L’incontestabile successo di De Luca dipende, in larga misura, dall’essere riuscito ad accreditarsi come buon amministratore, al di sopra dei partiti e, quindi, delle clientele.
Chiunque conosca, neanche approfonditamente, i fatti e le persone, sa bene, però, che le cose non stanno così. De Luca è stato capace di penetrare capillarmente in ogni istituzione o organismo salernitano di cui ha assunto iol controllo diretto per il tramite di appositi capibastone. Per lo più persone senza nè arte nè parte, alle quali ha garantito prebende principesche in cambio della ubbidienza assoluta.
Ed è per il tramite di questi pseudo manager, spesso responsabili di assunzioni torbide oltre che del disastro delle aziende gestite (vedasi soc. miste, depurazione, ecc.) che ha creato un “sistema” costoso e asfissiante, ma capace di assicurargli un largo e trasversale consenso clientelare, il cosiddetto “zoccolo duro” dei fedelissimi.
Una stampa quasi completamente asservita e la sua innegabile capacità mediatica hanno fatto il resto, estendendo il consenso anche a quelle persone che, in buona fede, credono davvero che De Luca sia un benefattore, dalla parte delle famiglie e dei deboli.

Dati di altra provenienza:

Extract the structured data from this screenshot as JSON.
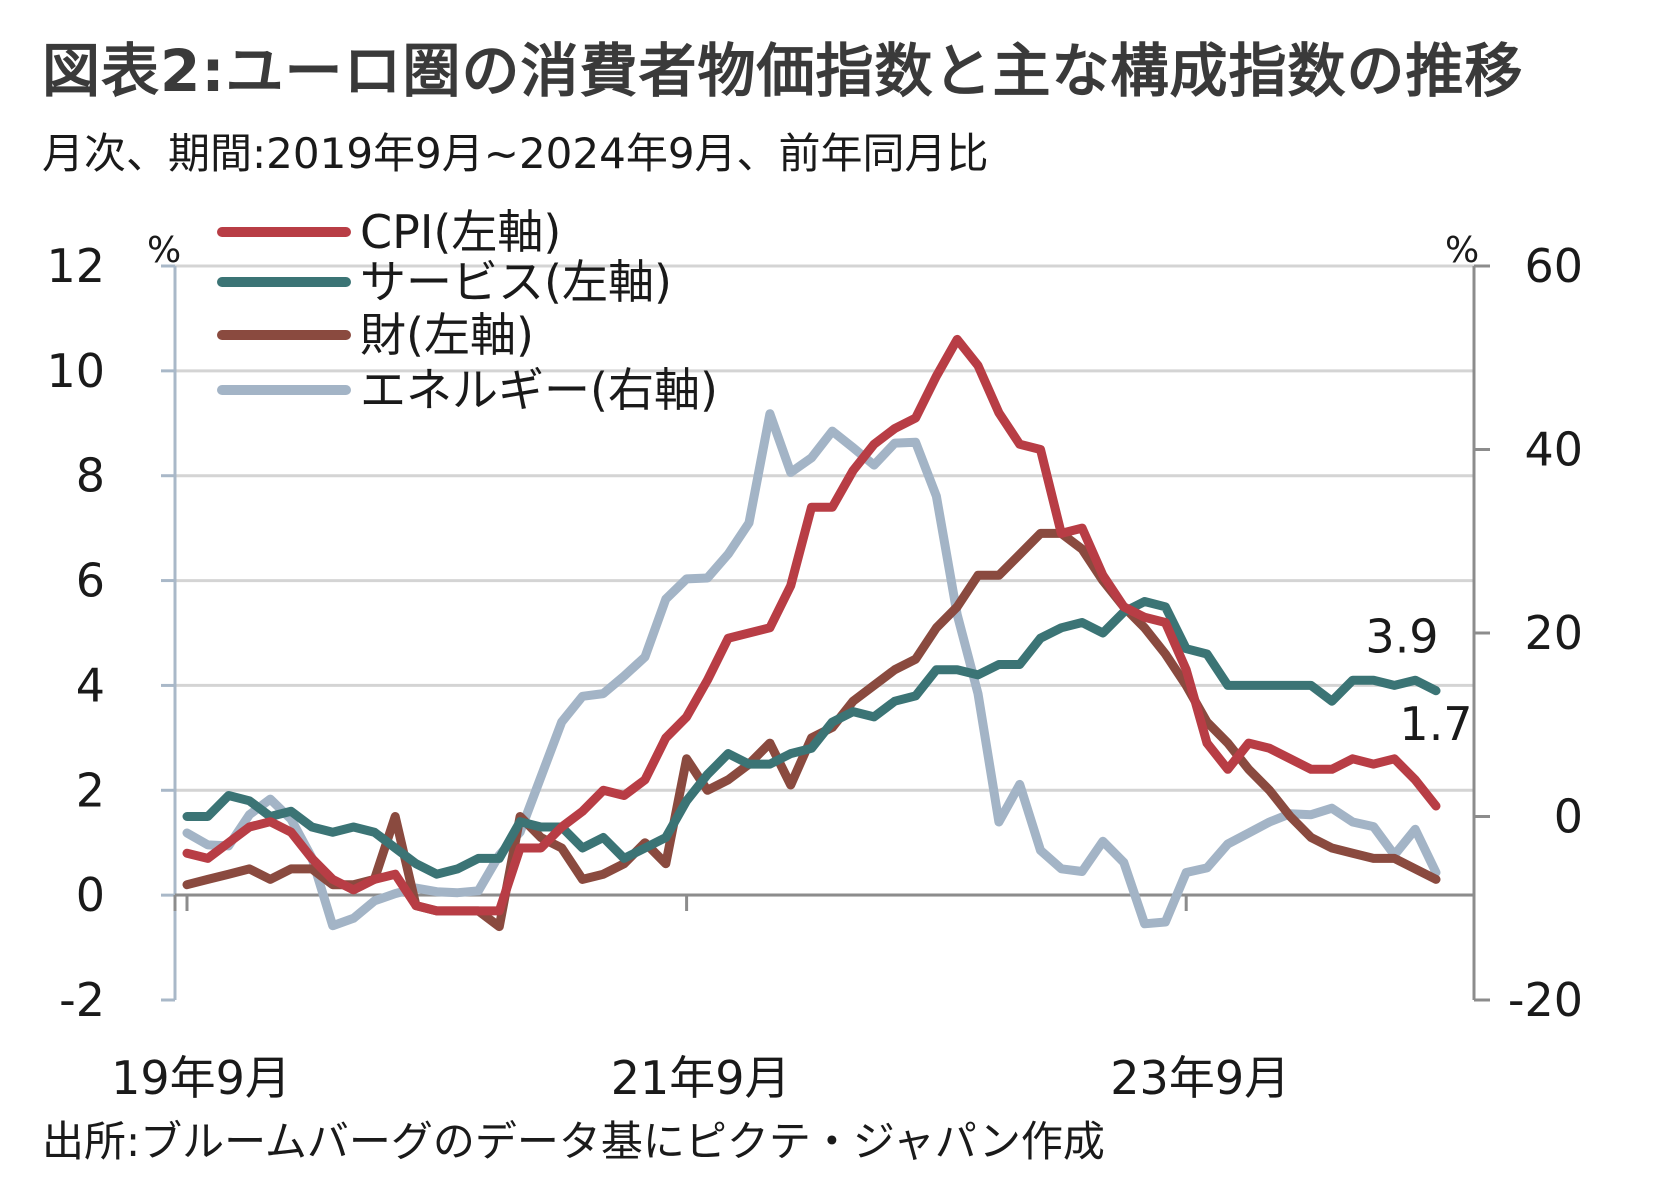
{
  "header": {
    "title": "図表2:ユーロ圏の消費者物価指数と主な構成指数の推移",
    "subtitle": "月次、期間:2019年9月~2024年9月、前年同月比"
  },
  "footer": {
    "source": "出所:ブルームバーグのデータ基にピクテ・ジャパン作成"
  },
  "colors": {
    "cpi": "#b83d45",
    "services": "#3b7475",
    "goods": "#8a4a3f",
    "energy": "#a3b4c6",
    "grid": "#d4d4d4",
    "axis": "#a9b8c8"
  },
  "chart_data": {
    "type": "line",
    "left_axis": {
      "unit": "%",
      "range": [
        -2,
        12
      ],
      "ticks": [
        "12",
        "10",
        "8",
        "6",
        "4",
        "2",
        "0",
        "-2"
      ]
    },
    "right_axis": {
      "unit": "%",
      "range": [
        -20,
        60
      ],
      "ticks": [
        "60",
        "40",
        "20",
        "0",
        "-20"
      ]
    },
    "x_ticks": [
      "19年9月",
      "21年9月",
      "23年9月"
    ],
    "x_start": "2019-09",
    "x_end": "2024-09",
    "grid": "horizontal",
    "legend_position": "top-left",
    "series": [
      {
        "name": "CPI(左軸)",
        "axis": "left",
        "values": [
          0.8,
          0.7,
          1.0,
          1.3,
          1.4,
          1.2,
          0.7,
          0.3,
          0.1,
          0.3,
          0.4,
          -0.2,
          -0.3,
          -0.3,
          -0.3,
          -0.3,
          0.9,
          0.9,
          1.3,
          1.6,
          2.0,
          1.9,
          2.2,
          3.0,
          3.4,
          4.1,
          4.9,
          5.0,
          5.1,
          5.9,
          7.4,
          7.4,
          8.1,
          8.6,
          8.9,
          9.1,
          9.9,
          10.6,
          10.1,
          9.2,
          8.6,
          8.5,
          6.9,
          7.0,
          6.1,
          5.5,
          5.3,
          5.2,
          4.3,
          2.9,
          2.4,
          2.9,
          2.8,
          2.6,
          2.4,
          2.4,
          2.6,
          2.5,
          2.6,
          2.2,
          1.7
        ]
      },
      {
        "name": "サービス(左軸)",
        "axis": "left",
        "values": [
          1.5,
          1.5,
          1.9,
          1.8,
          1.5,
          1.6,
          1.3,
          1.2,
          1.3,
          1.2,
          0.9,
          0.6,
          0.4,
          0.5,
          0.7,
          0.7,
          1.4,
          1.3,
          1.3,
          0.9,
          1.1,
          0.7,
          0.9,
          1.1,
          1.8,
          2.3,
          2.7,
          2.5,
          2.5,
          2.7,
          2.8,
          3.3,
          3.5,
          3.4,
          3.7,
          3.8,
          4.3,
          4.3,
          4.2,
          4.4,
          4.4,
          4.9,
          5.1,
          5.2,
          5.0,
          5.4,
          5.6,
          5.5,
          4.7,
          4.6,
          4.0,
          4.0,
          4.0,
          4.0,
          4.0,
          3.7,
          4.1,
          4.1,
          4.0,
          4.1,
          3.9
        ]
      },
      {
        "name": "財(左軸)",
        "axis": "left",
        "values": [
          0.2,
          0.3,
          0.4,
          0.5,
          0.3,
          0.5,
          0.5,
          0.2,
          0.2,
          0.3,
          1.5,
          -0.2,
          -0.3,
          -0.3,
          -0.3,
          -0.6,
          1.5,
          1.1,
          0.9,
          0.3,
          0.4,
          0.6,
          1.0,
          0.6,
          2.6,
          2.0,
          2.2,
          2.5,
          2.9,
          2.1,
          3.0,
          3.2,
          3.7,
          4.0,
          4.3,
          4.5,
          5.1,
          5.5,
          6.1,
          6.1,
          6.5,
          6.9,
          6.9,
          6.6,
          6.0,
          5.5,
          5.1,
          4.6,
          4.0,
          3.3,
          2.9,
          2.4,
          2.0,
          1.5,
          1.1,
          0.9,
          0.8,
          0.7,
          0.7,
          0.5,
          0.3
        ]
      },
      {
        "name": "エネルギー(右軸)",
        "axis": "right",
        "values": [
          -1.8,
          -3.1,
          -3.2,
          0.2,
          1.9,
          -0.3,
          -4.5,
          -11.9,
          -11.1,
          -9.2,
          -8.4,
          -7.8,
          -8.2,
          -8.3,
          -8.1,
          -4.2,
          -1.7,
          4.3,
          10.3,
          13.1,
          13.4,
          15.3,
          17.4,
          23.7,
          25.9,
          26.0,
          28.6,
          32.0,
          43.9,
          37.5,
          39.1,
          42.0,
          40.2,
          38.3,
          40.7,
          40.8,
          34.9,
          22.0,
          13.4,
          -0.6,
          3.5,
          -3.7,
          -5.7,
          -6.0,
          -2.7,
          -5.0,
          -11.7,
          -11.5,
          -6.1,
          -5.6,
          -3.0,
          -1.8,
          -0.6,
          0.3,
          0.2,
          0.9,
          -0.6,
          -1.1,
          -4.2,
          -1.4,
          -6.1
        ]
      }
    ],
    "annotations": [
      {
        "text": "3.9",
        "series": "サービス(左軸)"
      },
      {
        "text": "1.7",
        "series": "CPI(左軸)"
      }
    ]
  }
}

Se De Luca dovesse farcela, dimostrerebbe che si può coniugare il consenso clientelare e quello di opinione, l’utilizzo spregiudicato delle istituzioni e la falsa immagine di buona amministrazione, il trasversalismo e l’ortodossia. Insomma, tutto e il contrario di tutto.

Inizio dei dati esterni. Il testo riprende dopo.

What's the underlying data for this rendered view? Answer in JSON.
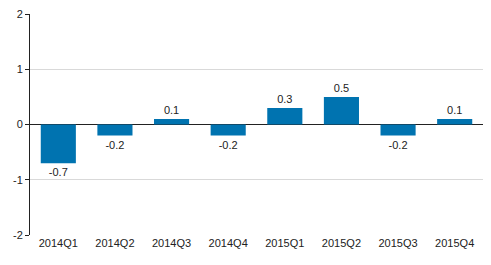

Possibile che Di Gennaro, che pure per il passato è stato un acuto osservatore, queste cose non le capisca?
Noi votiamo De Luca perchè vediamo quello che ha fatto a Salerno e perchè ha sempre dimostrato di essere autonomo da ogni forza politica o potentati vari!Ha sempre lavorato esclusivamente in favore dei cittadini e non per farsi i propri affari o per favorire qualche potente di turno come altri politici!
NON votiamo De Luca perché, anche noi, vediamo bene quel che ha fatto a Salerno. Sulla autonomia da “potentati” e sui “favori” ai potenti di turno sarei cauto: basta scorrere le cronache giudiuziarie degli ultimi anni, verificare le varianti urbanistiche ad personas, le modifiche al piano regolatore, la geografia del sottogoverno, ecc. per comprendere che, a Salerno, si è costituito un enorme potentato, a cui devono sottomettersi tutti. Il suo.
Oggi l’Università di Salerno non è un monoblocco deluchiano, e non lo era neanche prima delle ultime votazioni.